Quote:
Originally Posted by leebca Heinz,
Parasite eating fishes should not be collected and put into home aquariums. There are some good reasons to support this position:
1. Groups of up to 4 such fish form cleaning stations on the reef. Some very large marine fishes come to the known cleaning areas to be cleaned. When the fish are collected there are consequences, none good:
a. The remaining fish are so swamped with being unable to keep up the cleaning of the fish that show up, they die from shear exhaustion;
b. The fish are totally collected (very easy for the collector to get them all -- they are very brave and approach the diver to 'clean him.') from the station, and the cleaning station is destroyed; and
c. The fish used to being cleaned continue to go infected and spread disease in the reef.
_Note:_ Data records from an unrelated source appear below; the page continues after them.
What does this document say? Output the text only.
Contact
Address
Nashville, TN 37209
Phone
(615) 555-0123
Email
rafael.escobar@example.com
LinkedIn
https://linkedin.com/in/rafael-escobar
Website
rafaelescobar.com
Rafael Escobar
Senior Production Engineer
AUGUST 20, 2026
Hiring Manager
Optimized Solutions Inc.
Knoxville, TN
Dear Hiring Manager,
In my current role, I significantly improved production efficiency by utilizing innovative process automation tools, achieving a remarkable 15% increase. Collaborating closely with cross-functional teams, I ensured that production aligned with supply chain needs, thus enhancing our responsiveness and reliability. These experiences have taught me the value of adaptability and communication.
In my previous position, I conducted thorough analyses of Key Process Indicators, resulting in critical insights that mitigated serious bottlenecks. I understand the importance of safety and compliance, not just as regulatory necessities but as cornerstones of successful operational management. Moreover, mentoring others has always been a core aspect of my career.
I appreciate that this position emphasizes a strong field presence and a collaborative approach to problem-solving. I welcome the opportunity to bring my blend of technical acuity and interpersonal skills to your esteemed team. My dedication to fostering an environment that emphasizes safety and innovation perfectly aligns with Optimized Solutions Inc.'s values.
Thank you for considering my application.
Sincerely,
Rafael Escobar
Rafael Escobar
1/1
2. In the aquarium, cleaner fishes can’t get enough ‘food parasites’ from the captive fish. They revert back to their basic food, which is to eat the slime coating off the fish. The pecking you see the cleaner fish do is actually removing mucous coating from the fish. The mucous coating is fairly high in proteins and nutrients. Even if the aquarist believes the captive parasite eating fish is eating brine and/or other foods put into the aquarium, these fish keep stripping off the mucous coating of the captive fishes. There are again some consequences to this, none good here, either:
a. The fish, now short mucous coating, can actually contract bacterial infections more easily;
b. The fish, having to replace mucous coating more than it would normally have to is now spending energy in this direction, rather than having extra/free energy to store up faster, or to use to keep real disease away and of course to handle the stress that captivity imposes on them.
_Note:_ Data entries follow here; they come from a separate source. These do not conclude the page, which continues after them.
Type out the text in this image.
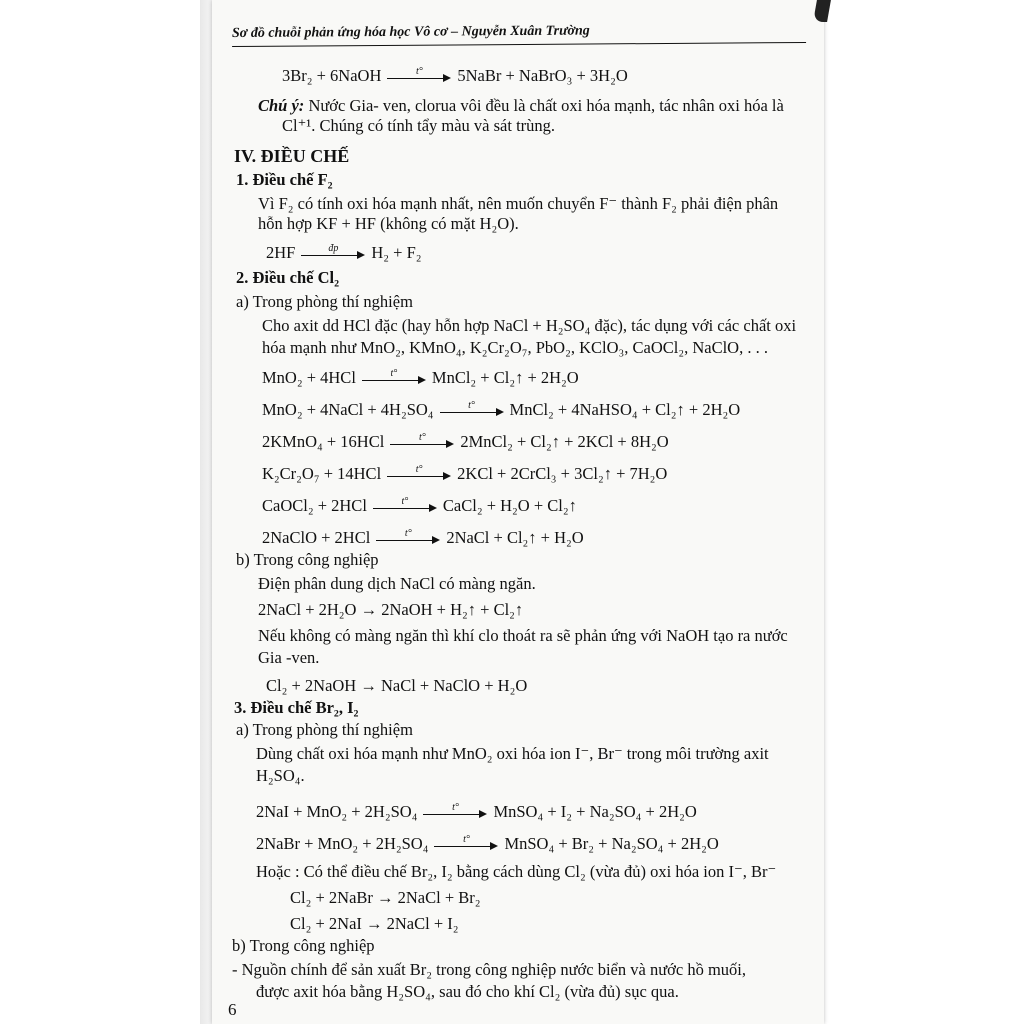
Sơ đồ chuỗi phản ứng hóa học Vô cơ – Nguyễn Xuân Trường
3Br₂ + 6NaOH	t° 5NaBr + NaBrO₃ + 3H₂O
Chú ý: Nước Gia- ven, clorua vôi đều là chất oxi hóa mạnh, tác nhân oxi hóa là
Cl⁺¹. Chúng có tính tẩy màu và sát trùng.
IV. ĐIỀU CHẾ
1. Điều chế F₂
Vì F₂ có tính oxi hóa mạnh nhất, nên muốn chuyển F⁻ thành F₂ phải điện phân
hỗn hợp KF + HF (không có mặt H₂O).
2HF	đp H₂ + F₂
2. Điều chế Cl₂
a) Trong phòng thí nghiệm
Cho axit dd HCl đặc (hay hỗn hợp NaCl + H₂SO₄ đặc), tác dụng với các chất oxi
hóa mạnh như MnO₂, KMnO₄, K₂Cr₂O₇, PbO₂, KClO₃, CaOCl₂, NaClO, . . .
MnO₂ + 4HCl	t° MnCl₂ + Cl₂↑ + 2H₂O
MnO₂ + 4NaCl + 4H₂SO₄	t° MnCl₂ + 4NaHSO₄ + Cl₂↑ + 2H₂O
2KMnO₄ + 16HCl	t° 2MnCl₂ + Cl₂↑ + 2KCl + 8H₂O
K₂Cr₂O₇ + 14HCl	t° 2KCl + 2CrCl₃ + 3Cl₂↑ + 7H₂O
CaOCl₂ + 2HCl	t° CaCl₂ + H₂O + Cl₂↑
2NaClO + 2HCl	t° 2NaCl + Cl₂↑ + H₂O
b) Trong công nghiệp
Điện phân dung dịch NaCl có màng ngăn.
2NaCl + 2H₂O → 2NaOH + H₂↑ + Cl₂↑
Nếu không có màng ngăn thì khí clo thoát ra sẽ phản ứng với NaOH tạo ra nước
Gia -ven.
Cl₂ + 2NaOH → NaCl + NaClO + H₂O
3. Điều chế Br₂, I₂
a) Trong phòng thí nghiệm
Dùng chất oxi hóa mạnh như MnO₂ oxi hóa ion I⁻, Br⁻ trong môi trường axit
H₂SO₄.
2NaI + MnO₂ + 2H₂SO₄	t° MnSO₄ + I₂ + Na₂SO₄ + 2H₂O
2NaBr + MnO₂ + 2H₂SO₄	t° MnSO₄ + Br₂ + Na₂SO₄ + 2H₂O
Hoặc : Có thể điều chế Br₂, I₂ bằng cách dùng Cl₂ (vừa đủ) oxi hóa ion I⁻, Br⁻
Cl₂ + 2NaBr → 2NaCl + Br₂
Cl₂ + 2NaI → 2NaCl + I₂
b) Trong công nghiệp
- Nguồn chính để sản xuất Br₂ trong công nghiệp nước biển và nước hồ muối,
được axit hóa bằng H₂SO₄, sau đó cho khí Cl₂ (vừa đủ) sục qua.
6
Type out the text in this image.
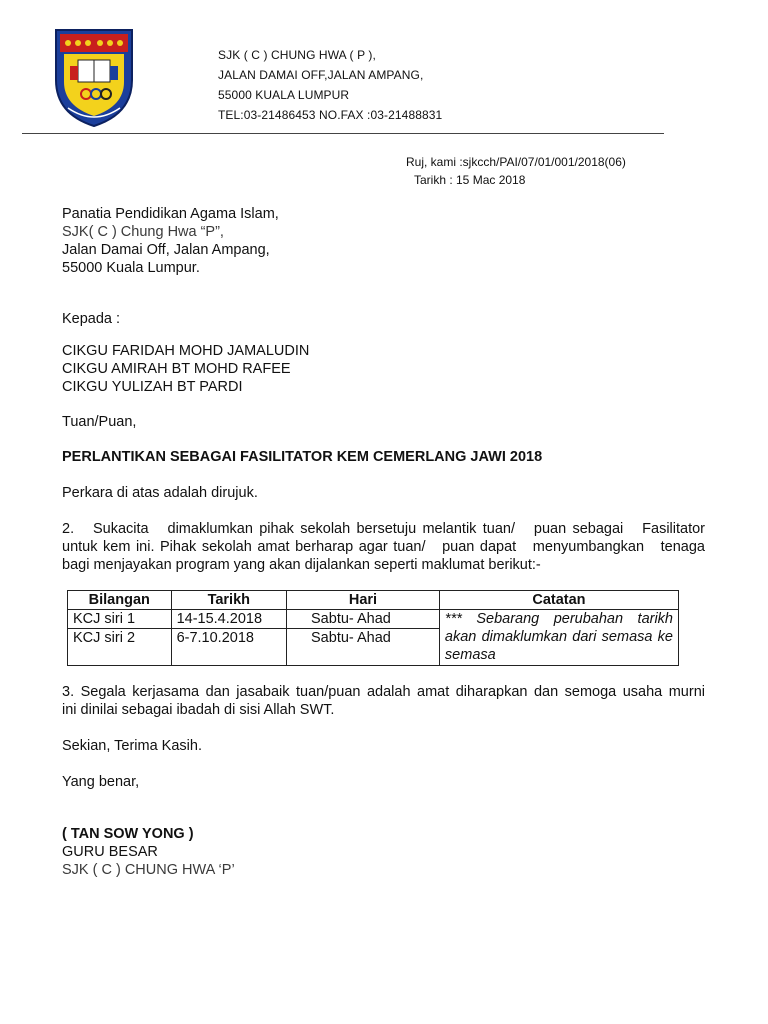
SJK ( C ) CHUNG HWA ( P ),
JALAN DAMAI OFF,JALAN AMPANG,
55000 KUALA LUMPUR
TEL:03-21486453 NO.FAX :03-21488831
Ruj, kami :sjkcch/PAI/07/01/001/2018(06)
Tarikh : 15 Mac 2018
Panatia Pendidikan Agama Islam,
SJK( C ) Chung Hwa “P”,
Jalan Damai Off, Jalan Ampang,
55000 Kuala Lumpur.
Kepada :
CIKGU FARIDAH MOHD JAMALUDIN
CIKGU AMIRAH BT MOHD RAFEE
CIKGU YULIZAH BT PARDI
Tuan/Puan,
PERLANTIKAN SEBAGAI FASILITATOR KEM CEMERLANG JAWI 2018
Perkara di atas adalah dirujuk.
2.   Sukacita   dimaklumkan pihak sekolah bersetuju melantik tuan/   puan sebagai   Fasilitator
untuk kem ini. Pihak sekolah amat berharap agar tuan/   puan dapat   menyumbangkan   tenaga
bagi menjayakan program yang akan dijalankan seperti maklumat berikut:-
Bilangan	Tarikh	Hari	Catatan
KCJ siri 1	14-15.4.2018	Sabtu- Ahad	*** Sebarang perubahan tarikh akan dimaklumkan dari semasa ke semasa
KCJ siri 2	6-7.10.2018	Sabtu- Ahad	
3. Segala kerjasama dan jasabaik tuan/puan adalah amat diharapkan dan semoga usaha murni
ini dinilai sebagai ibadah di sisi Allah SWT.
Sekian, Terima Kasih.
Yang benar,
( TAN SOW YONG )
GURU BESAR
SJK ( C ) CHUNG HWA ‘P’
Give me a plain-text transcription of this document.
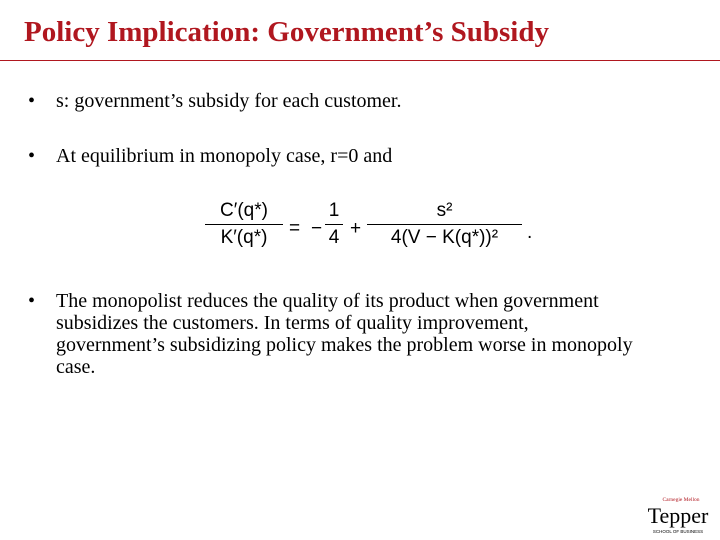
Policy Implication: Government’s Subsidy
• s: government’s subsidy for each customer.
• At equilibrium in monopoly case, r=0 and
C′(q*)
K′(q*)	= −
1
4 +
s²
4(V − K(q*))²	.
• The monopolist reduces the quality of its product when government subsidizes the customers. In terms of quality improvement, government’s subsidizing policy makes the problem worse in monopoly case.
Carnegie Mellon
Tepper
SCHOOL OF BUSINESS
3. The totally wrong perception is that cleaner fish remove parasites such as Marine Ich from captive marine fishes. They don’t. If the aquarist will understand that the Marine Ich parasite actually burrows under the top layer of skin of the fish, the aquarist understands the cleaner fish isn’t removing these at all. This is shown by opening up the gut of cleaner fish. No cleaner fish gut was found to contain Marine Ich parasites in the wild or in captivity.
4. The whole concept of having cleaner fish will keep disease out of the aquarium is quite wrong. If 3. isn’t convincing then just think for a minute. If the cleaner fish is keeping disease down, then who cleans the cleaner fish?
There is no gain except for the amusement of the aquarist. Ergo: sad to see these fish in captivity. |
Could this not be said for all things we put into our aquariums? Particularly your last statement "There is no gain except for the amusement of the aquarist." Every day we are taking fish, corals, plants, etc from the oceans and reefs for whose enjoyment? Us , the aquarist. And for what purpose, our enjoyment.